Hunters who lack decoys and blind boats can jump-shoot geese on rivers and ponds throughout eastern Iowa. Opportunistic pheasant hunters often make a practice of easing over the dams on farm ponds in hopes of ambushing geese loitering on the water. That's a valid strategy, but upland game hunters are reminded that if they're carrying waterfowl and are stopped by a game warden, they'd better have a duck stamp and proper licensing.

Another option is to use a small boat or canoe to drift silently down a river and ambush geese resting on sandbars. "Some guys do real well hunting geese up and down the Cedar and Iowa rivers

," said Hunter. "Personally, I prefer to sit in my big boat with my dog and my stove and my heater and call them to me.

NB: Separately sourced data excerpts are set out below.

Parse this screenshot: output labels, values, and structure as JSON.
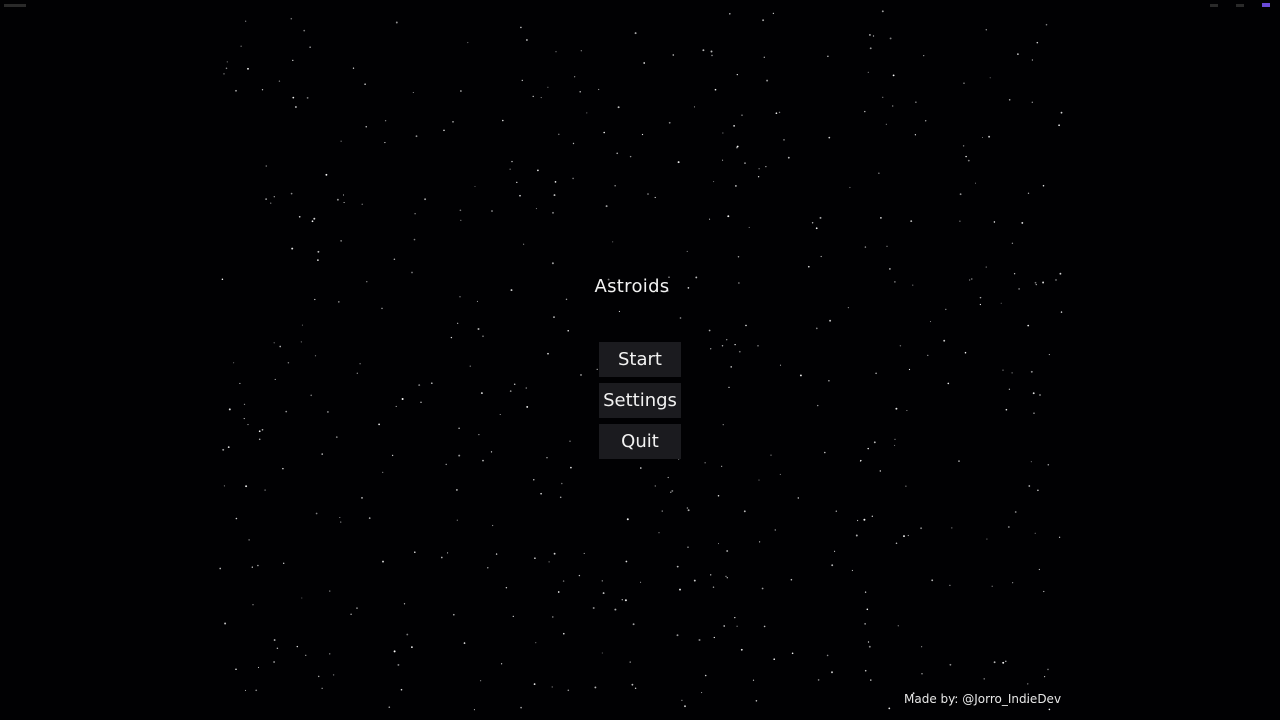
{
  "game": {
    "title": "Astroids",
    "background_color": "#010103",
    "star_color": "#ffffff"
  },
  "menu": {
    "buttons": [
      {
        "label": "Start"
      },
      {
        "label": "Settings"
      },
      {
        "label": "Quit"
      }
    ],
    "button_color": "#1b1b1f",
    "text_color": "#f2f2f2"
  },
  "footer": {
    "credit": "Made by: @Jorro_IndieDev"
  },
  "window_controls": {
    "accent_color": "#6a4ad8"
  }
}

"I've talked to guys who tried goose hunting and didn't care for it, but I think they didn't get started on the right foot. They were probably jump-shooting or out in a little boat in bad weather and didn't have a good time. Before they give up, I wish they'd get a chance to hunt with somebody who has a decent boat, knows how to call, has a good dog and generally knows what he's doing."

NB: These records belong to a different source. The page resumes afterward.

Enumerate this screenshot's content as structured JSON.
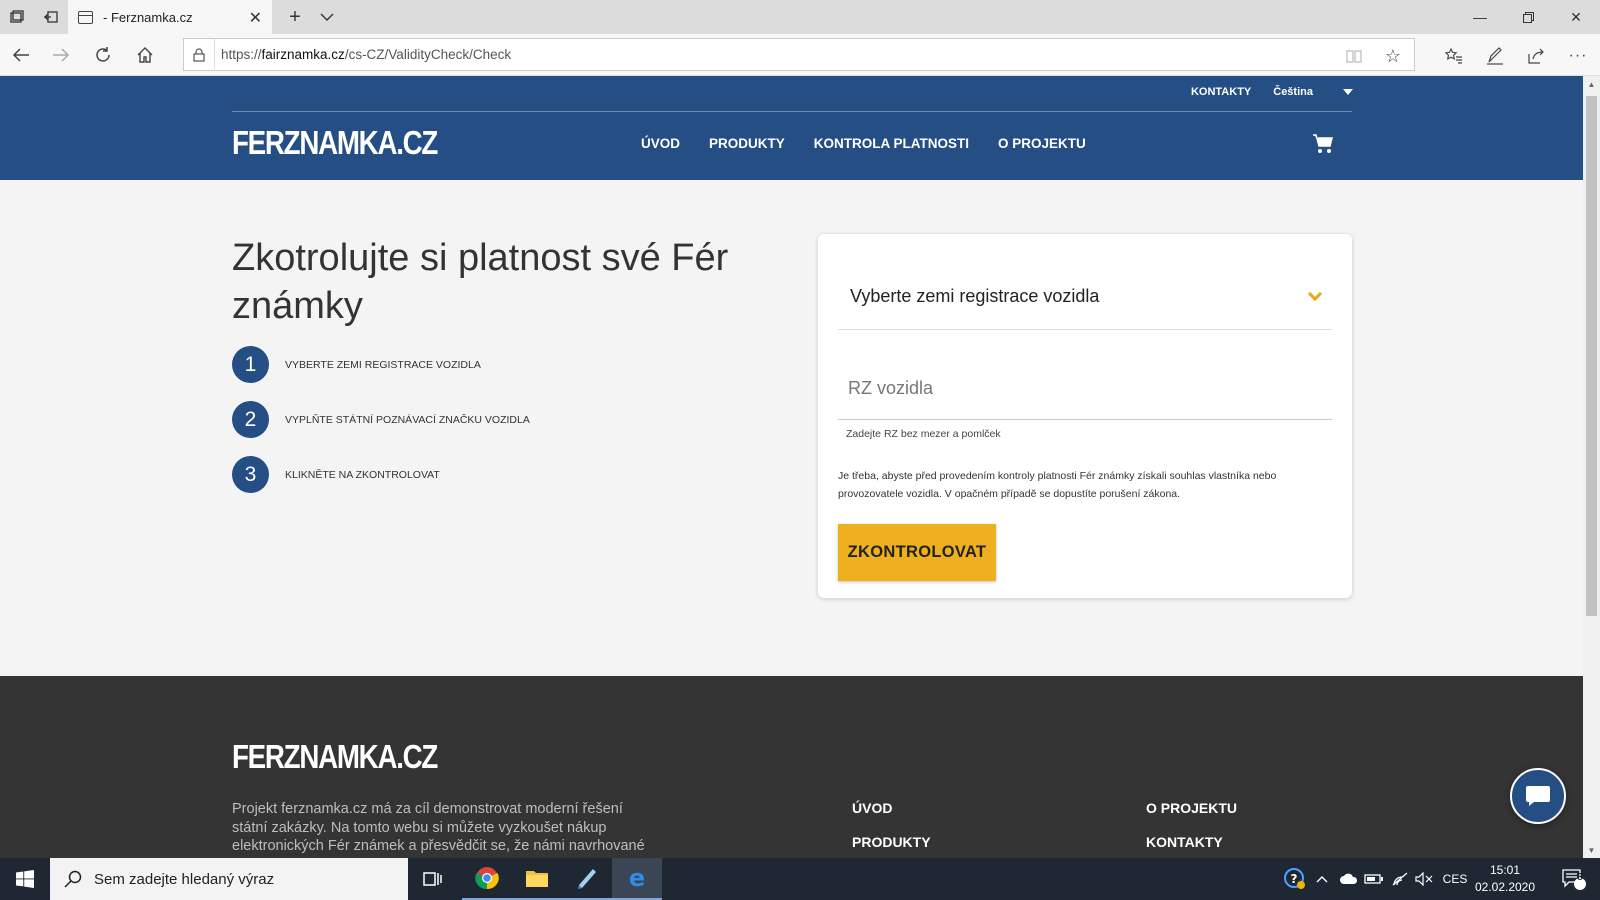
{
  "browser": {
    "tab_title": "- Ferznamka.cz",
    "url_prefix": "https://",
    "url_host": "fairznamka.cz",
    "url_path": "/cs-CZ/ValidityCheck/Check"
  },
  "header": {
    "top_links": {
      "contacts": "KONTAKTY",
      "language": "Čeština"
    },
    "logo": "FERZNAMKA.CZ",
    "nav": [
      "ÚVOD",
      "PRODUKTY",
      "KONTROLA PLATNOSTI",
      "O PROJEKTU"
    ]
  },
  "hero": {
    "title": "Zkotrolujte si platnost své Fér známky",
    "steps": [
      {
        "num": "1",
        "text": "VYBERTE ZEMI REGISTRACE VOZIDLA"
      },
      {
        "num": "2",
        "text": "VYPLŇTE STÁTNÍ POZNÁVACÍ ZNAČKU VOZIDLA"
      },
      {
        "num": "3",
        "text": "KLIKNĚTE NA ZKONTROLOVAT"
      }
    ]
  },
  "form": {
    "country_select": "Vyberte zemi registrace vozidla",
    "rz_placeholder": "RZ vozidla",
    "rz_hint": "Zadejte RZ bez mezer a pomlček",
    "consent": "Je třeba, abyste před provedením kontroly platnosti Fér známky získali souhlas vlastníka nebo provozovatele vozidla. V opačném případě se dopustíte porušení zákona.",
    "submit": "ZKONTROLOVAT"
  },
  "footer": {
    "logo": "FERZNAMKA.CZ",
    "description": "Projekt ferznamka.cz má za cíl demonstrovat moderní řešení státní zakázky. Na tomto webu si můžete vyzkoušet nákup elektronických Fér známek a přesvědčit se, že námi navrhované",
    "col1": [
      "ÚVOD",
      "PRODUKTY"
    ],
    "col2": [
      "O PROJEKTU",
      "KONTAKTY"
    ]
  },
  "taskbar": {
    "search_placeholder": "Sem zadejte hledaný výraz",
    "language": "CES",
    "time": "15:01",
    "date": "02.02.2020",
    "notification_count": "3"
  },
  "colors": {
    "brand_blue": "#244e84",
    "accent_yellow": "#eeb01f",
    "footer_bg": "#343434"
  }
}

Hunter acknowledged that it's tough for a young or inexperienced hunter to get started in waterfowl hunting, because boats, decoys, dogs and experience are either expensive or hard to come by. "But if they could just go on one good-quality hunt," he said, "they'd be hooked for life."

Just ask Hunter's 11-year-old son, Sam. After several years of being a spectator on hunts with his father, Sam used his 20 gauge to down his first giant Canada last season. "It took three shots," Sam proudly recalled, "but I got him. It's so cool to call them in. I can't wait till this year's goose season."

Another waterfowl hunter, started right and hooked for life. If you're not already a member of this fraternity, you can join!